Once a trader has identified a range, traders can then enter positions manually or use limit orders to enter positions whenever the market reaches support or resistance.
After the first 2 confirmations, the more price touches support and resistance levels, the more likely it is those levels will break. For this reason, it is recommended that traders use stop losses at levels where the breakout from the range would be confirmed.
Scalping is a day trading strategy that capitalises on extremely small price movements in the market, usually around support and resistance levels. The goal is to continually make small profits throughout the day. These small profits add up to large gains by the end of the day.
As short time frames are involved in scalping strategies, scalpers mostly implement technical analysis to find trading opportunities. While fundamental analysis is not used in day-to-day trading, it can play a big role in selecting the trading pairs that scalpers choose to trade.
With regards to technical analysis, scalpers focus on support and resistance levels, trading volume, candlestick chart patterns, and price action.
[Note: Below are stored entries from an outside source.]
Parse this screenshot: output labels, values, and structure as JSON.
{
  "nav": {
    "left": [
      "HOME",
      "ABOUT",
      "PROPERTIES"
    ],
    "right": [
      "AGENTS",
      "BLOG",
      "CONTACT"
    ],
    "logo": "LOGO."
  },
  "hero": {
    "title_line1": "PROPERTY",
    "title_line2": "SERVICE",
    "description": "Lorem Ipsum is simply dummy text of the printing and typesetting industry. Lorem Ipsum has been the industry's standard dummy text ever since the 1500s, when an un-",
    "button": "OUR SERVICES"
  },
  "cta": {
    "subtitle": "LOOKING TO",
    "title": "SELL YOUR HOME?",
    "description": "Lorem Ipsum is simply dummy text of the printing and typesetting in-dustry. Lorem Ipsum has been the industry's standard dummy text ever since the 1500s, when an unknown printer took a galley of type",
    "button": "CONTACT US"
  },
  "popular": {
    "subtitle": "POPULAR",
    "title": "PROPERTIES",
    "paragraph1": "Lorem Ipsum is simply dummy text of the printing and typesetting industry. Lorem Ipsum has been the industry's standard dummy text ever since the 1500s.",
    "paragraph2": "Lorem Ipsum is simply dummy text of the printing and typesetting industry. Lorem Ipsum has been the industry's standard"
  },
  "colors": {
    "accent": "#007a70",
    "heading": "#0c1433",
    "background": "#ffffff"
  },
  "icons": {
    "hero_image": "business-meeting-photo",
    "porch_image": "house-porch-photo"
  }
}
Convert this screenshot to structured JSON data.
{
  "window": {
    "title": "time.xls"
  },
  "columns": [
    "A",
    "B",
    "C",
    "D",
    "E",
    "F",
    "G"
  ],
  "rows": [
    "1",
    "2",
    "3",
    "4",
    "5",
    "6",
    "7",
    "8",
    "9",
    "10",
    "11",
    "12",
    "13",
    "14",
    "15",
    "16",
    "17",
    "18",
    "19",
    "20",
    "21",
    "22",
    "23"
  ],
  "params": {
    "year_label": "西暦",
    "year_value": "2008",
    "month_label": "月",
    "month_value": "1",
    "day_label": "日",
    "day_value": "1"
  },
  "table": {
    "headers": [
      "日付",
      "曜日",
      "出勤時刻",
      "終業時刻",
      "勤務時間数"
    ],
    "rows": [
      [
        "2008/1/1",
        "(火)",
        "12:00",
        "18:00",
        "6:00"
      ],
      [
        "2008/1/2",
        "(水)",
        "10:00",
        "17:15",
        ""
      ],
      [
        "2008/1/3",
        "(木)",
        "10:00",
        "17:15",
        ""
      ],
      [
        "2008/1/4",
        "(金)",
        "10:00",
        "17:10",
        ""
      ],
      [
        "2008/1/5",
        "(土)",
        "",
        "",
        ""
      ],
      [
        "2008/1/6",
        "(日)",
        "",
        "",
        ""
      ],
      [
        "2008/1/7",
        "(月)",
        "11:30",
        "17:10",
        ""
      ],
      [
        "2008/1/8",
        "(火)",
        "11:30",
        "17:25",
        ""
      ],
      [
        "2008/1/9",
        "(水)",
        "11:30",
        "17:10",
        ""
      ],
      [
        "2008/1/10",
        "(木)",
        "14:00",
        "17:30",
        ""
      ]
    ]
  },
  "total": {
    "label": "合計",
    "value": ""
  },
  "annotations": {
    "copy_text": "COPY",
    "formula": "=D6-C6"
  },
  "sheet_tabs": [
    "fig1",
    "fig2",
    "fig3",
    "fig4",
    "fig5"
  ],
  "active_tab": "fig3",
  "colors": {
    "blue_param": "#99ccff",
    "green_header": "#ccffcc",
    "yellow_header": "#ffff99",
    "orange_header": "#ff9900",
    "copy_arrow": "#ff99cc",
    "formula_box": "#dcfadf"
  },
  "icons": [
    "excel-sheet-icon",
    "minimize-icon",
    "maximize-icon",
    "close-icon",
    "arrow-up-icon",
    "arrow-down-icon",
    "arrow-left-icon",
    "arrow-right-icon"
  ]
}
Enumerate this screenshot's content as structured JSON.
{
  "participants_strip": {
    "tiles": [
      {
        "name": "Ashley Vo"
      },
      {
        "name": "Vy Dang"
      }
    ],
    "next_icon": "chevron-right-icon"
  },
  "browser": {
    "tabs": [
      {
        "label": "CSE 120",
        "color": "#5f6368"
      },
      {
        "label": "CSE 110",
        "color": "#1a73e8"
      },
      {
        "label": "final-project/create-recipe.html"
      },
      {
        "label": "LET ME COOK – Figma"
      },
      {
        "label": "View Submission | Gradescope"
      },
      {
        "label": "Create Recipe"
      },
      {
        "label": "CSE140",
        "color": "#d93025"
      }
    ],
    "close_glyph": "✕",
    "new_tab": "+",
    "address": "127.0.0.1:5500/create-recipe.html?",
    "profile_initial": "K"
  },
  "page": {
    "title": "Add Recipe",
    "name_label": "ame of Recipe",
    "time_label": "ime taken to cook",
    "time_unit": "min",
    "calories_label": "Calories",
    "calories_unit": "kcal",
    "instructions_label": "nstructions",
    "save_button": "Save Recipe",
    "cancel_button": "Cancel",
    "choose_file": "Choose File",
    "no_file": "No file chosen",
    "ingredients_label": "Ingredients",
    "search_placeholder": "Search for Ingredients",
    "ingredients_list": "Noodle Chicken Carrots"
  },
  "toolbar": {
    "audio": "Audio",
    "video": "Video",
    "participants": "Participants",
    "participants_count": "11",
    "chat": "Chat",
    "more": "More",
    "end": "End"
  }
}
Some of the most common technical indicators used include Bollinger Bands, moving averages, the Fibonacci retracement tool, relative strength index and volume-weighted average price (VWAP). Scalpers can also implement complex indicators such as real-time order book analysis, open interest, and volume profiles. For more experienced day traders, indicators can be customised to take advantage of changing market conditions.
Scalping is a quick high-risk high reward strategy. All traders must develop and accurately test each strategy before implementation.
How much you earn as a day trader depends on several factors, including your trading strategy, commissions, amount of capital and risk management practices. There are plenty of examples of people making a full-time income with day trading. However, there are also plenty of examples of people losing funds. Those that wish to be successful must be patient and develop a winning strategy slowly. It is not a get rich quick opportunity.Back to top
Day trading can be a lucrative endeavour that can generate significant profits within a short time period. However, it is also an extremely risky activity that sees the majority of day traders lose money.
It requires fast decision-making and quick execution which can be very demanding and stressful. Day trading also requires traders to continually look at a computer screen for a long period so opportunities are not missed.
To succeed in day trading, a trader must take the time to learn the jargon, techniques and systems involved. A well thought out trading strategy must be developed, tested and then executed accurately. All steps must be covered for a trader to succeed.
Day trading cryptocurrencies involves executing multiple short-term trades and profiting from small market movements. Typically, traders will close all open positions by the end of each trading day.
This style of trading can be lucrative, but is certainly not for everyone. An investor must consider whether or not day trading suits their personality and investment goals. If you want to take on day trading, you must ask yourself if you are ready to handle the weight and pressure that comes with the task. Only funds that you are happy losing should be used as trading capital.